The night of June 10th I camped at Jenny Lake. In ’66 after business school, Marge and I took a belated honeymoon for two months before I started work at Sohio. As I mentioned in the last blog, a twister tore down a fir tree and dropped it down on our tent with Marge in it. I was trying to find that exact spot. Below is a shot of our campsite in ’66 that Marge emailed to me. We have it in our scrapbook.
The following photo is taken from the Jenny Lake campground as it is today.
The area has changed so it was difficult to get my arms around it, but staying in this campground evoked an interesting group of strong emotions. First, imagine Marge, pregnant with Wendy at the time of the accident, yet Wendy was born well and developed well. Marge had a serious head injury and months of amnesia and yet her brain health is better than mine, I’m sure! Marge has had numerous orthopedic problems that have been solved by a combination of diligent exercise and The Cleveland Clinic. The message is, that often times in disastrous situations things work out perfectly well, and things always look worst when you are in the midst of the situation.

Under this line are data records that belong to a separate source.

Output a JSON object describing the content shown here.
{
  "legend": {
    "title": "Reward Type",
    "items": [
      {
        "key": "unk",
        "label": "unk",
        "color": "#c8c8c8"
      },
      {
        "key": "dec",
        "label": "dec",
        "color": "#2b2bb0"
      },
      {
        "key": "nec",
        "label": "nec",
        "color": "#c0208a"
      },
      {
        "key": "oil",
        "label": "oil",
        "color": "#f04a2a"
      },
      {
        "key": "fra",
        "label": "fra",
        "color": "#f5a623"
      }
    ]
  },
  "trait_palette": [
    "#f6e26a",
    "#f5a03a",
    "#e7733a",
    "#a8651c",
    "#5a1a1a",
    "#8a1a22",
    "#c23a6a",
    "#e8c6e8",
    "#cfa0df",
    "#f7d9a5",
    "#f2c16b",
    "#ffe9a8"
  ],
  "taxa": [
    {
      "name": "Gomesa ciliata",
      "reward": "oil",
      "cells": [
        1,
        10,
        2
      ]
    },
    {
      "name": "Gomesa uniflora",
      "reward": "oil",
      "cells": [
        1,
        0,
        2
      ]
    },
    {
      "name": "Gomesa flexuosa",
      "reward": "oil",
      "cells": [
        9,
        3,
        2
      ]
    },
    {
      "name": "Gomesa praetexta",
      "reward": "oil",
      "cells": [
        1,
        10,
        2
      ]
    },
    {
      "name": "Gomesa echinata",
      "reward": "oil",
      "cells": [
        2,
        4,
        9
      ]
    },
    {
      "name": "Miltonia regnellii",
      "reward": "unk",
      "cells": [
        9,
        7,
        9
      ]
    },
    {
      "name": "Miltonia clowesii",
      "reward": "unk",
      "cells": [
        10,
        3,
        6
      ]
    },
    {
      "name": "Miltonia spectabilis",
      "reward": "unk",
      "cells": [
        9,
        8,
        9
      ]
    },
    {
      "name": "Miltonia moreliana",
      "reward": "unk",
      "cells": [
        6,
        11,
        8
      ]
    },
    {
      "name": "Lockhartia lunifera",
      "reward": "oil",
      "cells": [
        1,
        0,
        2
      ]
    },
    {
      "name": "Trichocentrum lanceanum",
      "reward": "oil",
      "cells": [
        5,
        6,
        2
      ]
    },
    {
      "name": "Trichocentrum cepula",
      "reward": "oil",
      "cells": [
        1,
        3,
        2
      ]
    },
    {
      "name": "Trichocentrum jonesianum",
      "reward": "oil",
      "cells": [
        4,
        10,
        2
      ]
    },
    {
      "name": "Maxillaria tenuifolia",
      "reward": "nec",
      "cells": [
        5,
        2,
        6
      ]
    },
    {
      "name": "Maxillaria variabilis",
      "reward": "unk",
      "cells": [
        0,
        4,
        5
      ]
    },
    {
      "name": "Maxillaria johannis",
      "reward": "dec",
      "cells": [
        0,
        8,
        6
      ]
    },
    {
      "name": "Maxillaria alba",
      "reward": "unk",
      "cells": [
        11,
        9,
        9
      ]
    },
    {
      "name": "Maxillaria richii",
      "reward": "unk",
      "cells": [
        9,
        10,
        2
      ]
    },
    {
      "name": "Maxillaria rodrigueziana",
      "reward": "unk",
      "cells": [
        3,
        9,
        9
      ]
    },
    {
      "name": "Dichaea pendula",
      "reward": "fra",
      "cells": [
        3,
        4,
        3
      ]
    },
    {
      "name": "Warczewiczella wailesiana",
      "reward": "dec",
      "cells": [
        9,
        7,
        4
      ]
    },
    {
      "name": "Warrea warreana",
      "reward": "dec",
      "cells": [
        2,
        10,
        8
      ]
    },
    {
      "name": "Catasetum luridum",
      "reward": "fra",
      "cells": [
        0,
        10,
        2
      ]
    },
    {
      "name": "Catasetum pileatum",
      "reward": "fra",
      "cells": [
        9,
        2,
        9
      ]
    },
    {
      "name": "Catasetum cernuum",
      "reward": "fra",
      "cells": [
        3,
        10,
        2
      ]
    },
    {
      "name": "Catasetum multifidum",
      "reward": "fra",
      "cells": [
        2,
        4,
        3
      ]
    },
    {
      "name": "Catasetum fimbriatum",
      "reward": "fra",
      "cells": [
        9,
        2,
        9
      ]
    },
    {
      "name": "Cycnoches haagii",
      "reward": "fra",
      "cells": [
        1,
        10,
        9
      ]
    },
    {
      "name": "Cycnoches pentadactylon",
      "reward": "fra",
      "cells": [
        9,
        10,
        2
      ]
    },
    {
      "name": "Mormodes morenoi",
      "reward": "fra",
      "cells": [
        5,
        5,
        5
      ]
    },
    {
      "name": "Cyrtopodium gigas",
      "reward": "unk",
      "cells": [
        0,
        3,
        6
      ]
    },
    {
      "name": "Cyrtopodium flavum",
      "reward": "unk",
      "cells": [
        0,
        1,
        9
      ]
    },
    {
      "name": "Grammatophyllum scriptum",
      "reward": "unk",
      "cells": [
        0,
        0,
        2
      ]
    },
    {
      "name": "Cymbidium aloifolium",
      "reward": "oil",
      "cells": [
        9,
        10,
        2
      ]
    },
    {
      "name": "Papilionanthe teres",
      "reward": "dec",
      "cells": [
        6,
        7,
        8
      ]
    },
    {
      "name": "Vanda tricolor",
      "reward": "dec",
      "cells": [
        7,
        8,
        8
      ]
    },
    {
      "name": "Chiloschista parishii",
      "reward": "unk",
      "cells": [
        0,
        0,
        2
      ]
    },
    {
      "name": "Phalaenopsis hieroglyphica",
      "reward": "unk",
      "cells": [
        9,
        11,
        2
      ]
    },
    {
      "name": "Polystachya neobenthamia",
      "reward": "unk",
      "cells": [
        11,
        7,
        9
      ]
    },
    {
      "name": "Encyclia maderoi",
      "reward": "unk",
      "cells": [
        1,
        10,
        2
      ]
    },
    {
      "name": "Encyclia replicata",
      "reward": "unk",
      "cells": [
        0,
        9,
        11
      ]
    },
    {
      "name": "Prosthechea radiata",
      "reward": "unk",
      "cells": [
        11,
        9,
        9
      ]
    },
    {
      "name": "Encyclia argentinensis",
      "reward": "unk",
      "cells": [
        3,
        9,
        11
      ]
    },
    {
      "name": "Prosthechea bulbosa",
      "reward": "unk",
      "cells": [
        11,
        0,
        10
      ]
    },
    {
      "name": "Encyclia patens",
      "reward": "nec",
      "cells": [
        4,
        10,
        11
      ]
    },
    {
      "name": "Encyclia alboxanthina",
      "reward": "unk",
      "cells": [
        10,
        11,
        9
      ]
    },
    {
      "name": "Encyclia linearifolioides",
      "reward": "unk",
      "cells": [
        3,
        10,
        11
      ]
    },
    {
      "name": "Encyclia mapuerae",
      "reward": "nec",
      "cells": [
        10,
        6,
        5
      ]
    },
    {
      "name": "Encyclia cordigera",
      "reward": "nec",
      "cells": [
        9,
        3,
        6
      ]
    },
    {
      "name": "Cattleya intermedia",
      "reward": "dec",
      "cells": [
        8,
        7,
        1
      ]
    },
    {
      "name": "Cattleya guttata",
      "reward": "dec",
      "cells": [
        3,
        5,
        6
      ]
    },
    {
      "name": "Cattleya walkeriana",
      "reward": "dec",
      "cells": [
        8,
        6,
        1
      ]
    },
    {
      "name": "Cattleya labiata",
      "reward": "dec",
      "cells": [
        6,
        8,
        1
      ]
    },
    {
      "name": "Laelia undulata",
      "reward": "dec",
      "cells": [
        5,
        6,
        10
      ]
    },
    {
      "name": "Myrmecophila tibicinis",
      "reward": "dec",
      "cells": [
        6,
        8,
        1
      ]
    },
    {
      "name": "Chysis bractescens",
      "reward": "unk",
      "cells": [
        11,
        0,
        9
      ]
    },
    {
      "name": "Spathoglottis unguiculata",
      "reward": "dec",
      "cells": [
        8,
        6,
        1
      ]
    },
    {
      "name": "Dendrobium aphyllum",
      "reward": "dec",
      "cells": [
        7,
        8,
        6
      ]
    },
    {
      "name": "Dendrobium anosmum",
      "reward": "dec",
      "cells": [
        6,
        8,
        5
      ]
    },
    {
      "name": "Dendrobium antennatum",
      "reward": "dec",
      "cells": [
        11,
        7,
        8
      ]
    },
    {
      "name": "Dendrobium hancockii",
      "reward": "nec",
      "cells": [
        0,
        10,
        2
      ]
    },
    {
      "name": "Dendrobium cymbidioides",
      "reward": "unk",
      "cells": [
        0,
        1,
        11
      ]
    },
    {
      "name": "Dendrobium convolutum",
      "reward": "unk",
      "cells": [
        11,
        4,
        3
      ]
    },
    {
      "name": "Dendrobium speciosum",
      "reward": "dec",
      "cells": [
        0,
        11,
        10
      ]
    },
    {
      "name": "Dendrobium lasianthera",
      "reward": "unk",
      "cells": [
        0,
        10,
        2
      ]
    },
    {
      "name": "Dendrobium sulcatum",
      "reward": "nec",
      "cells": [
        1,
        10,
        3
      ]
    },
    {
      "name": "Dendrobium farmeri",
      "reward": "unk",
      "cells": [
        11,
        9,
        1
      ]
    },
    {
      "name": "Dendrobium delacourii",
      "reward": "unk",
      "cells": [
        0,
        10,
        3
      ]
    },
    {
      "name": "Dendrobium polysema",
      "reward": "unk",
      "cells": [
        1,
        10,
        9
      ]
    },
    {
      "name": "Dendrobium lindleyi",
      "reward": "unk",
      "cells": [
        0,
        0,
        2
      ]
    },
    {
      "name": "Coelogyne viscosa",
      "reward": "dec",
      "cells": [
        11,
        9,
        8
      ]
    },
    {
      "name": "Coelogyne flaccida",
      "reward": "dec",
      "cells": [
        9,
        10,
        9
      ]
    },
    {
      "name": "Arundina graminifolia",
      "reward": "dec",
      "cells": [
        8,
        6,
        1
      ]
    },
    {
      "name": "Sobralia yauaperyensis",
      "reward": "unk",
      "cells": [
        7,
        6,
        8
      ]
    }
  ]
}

It rained all night and was still raining when I awoke on June 11th, but it gave me the opportunity to get some well needed rest. I packed up a wet sleeping bag and did some additional touring of the park. Yellowstone is one of the most actively visited parks. Next to it is Jackson Hole. They have done an extraordinarily good job of managing the crowds at Jackson Hole, but Yellowstone is pandemonium. At 9:30 a.m. the road to Yellowstone was jammed with cars traveling at 25mph 100 ft. apart. It shows the need for additional parks and for providing more nationally funded outdoor recreational venues. Instead of driving north through Yellowstone, I drove south through Jackson again and then north through Idaho. It rained virtually the entire time so I got very few photographs – for the next trip I need a waterproof camera mounted to a helmet to make this whole process easier.
There were several interesting things in Idaho. First, there is extensive irrigation. Even though it was raining, the irrigating devices were working.
Most of what I saw was high prairie 5,000ft-6000ft with intensive growth of agriculture – potatoes and sugar beets. There are vast expanses of this in valleys that are several miles wide.
It is interesting, however, that with the exception of Idaho, the states through which we have traveled all have bits of the same type of ecosystem – desert or near-desert, high prairies, valleys with lush vegetation looking a lot like Ohio, and of course, mountainous areas covered with snow.
I drove approximately 450 miles, fatigued and not realizing I was putting weight on my rear brake the whole time instead of just my foot peg. The brake is not responding correctly so I need to get it to a BMW dealer in Missoula.
There were two other breakdowns today. Joe’s rear drive stopped working on his 1200GS Adventurer. Fortunately it is still under warranty. He had to be towed to Missoula. Pete’s low oil pressure light is on, so his bike also had to be towed – but a different tow company since his bike is registered in Canada! Frank and Gerry are somewhere in Montana. I have had an exhausting day so my plan is to fix the brakes on my bike and tomorrow (June 12th) take the day off. I will proceed on to Canada on Saturday or Sunday minimizing the off-road experience so I can be sure to make my Monday flight out of Missoula.
Great Divide States Statistics Comparative to Ohio
Here are some interesting facts:
1. Ohio has near the same population as all five Great Divide states combined, yet they are 13 times the size in area.
2. Ohio has a larger gross state product than all five Great Divide states combined even though there is quite a bit of extractive gross state product in mining and oil that come from these states. I believe the largest component of Ohio’s gross state product is still manufacturing.
3. Although I have not checked this carefully, the total tax burden per capita in Ohio is not unusually bad. This, of course, does not take into account the tax for the higher income component of the population.
4. The poverty is much more oppressive in the Great Divide states than in Ohio.
5. Note that Colorado has the highest median household income. That is largely because Colorado the most entrepreneurial state of the six (including Ohio).
To me the most amazing part of these statistics is that the nearly 11mm people in the five Great Divide states have ten senators, but the 11mm people in Ohio only have two senators!
The people who have devised how to produce these blogs and who put them together on a daily basis – Terri Martin, Carolyn Orlean and Nancy Keene - have the weekend off, so the next one will be coming out sometime on Monday when the office reopens.
That’s all for now. Have a great weekend!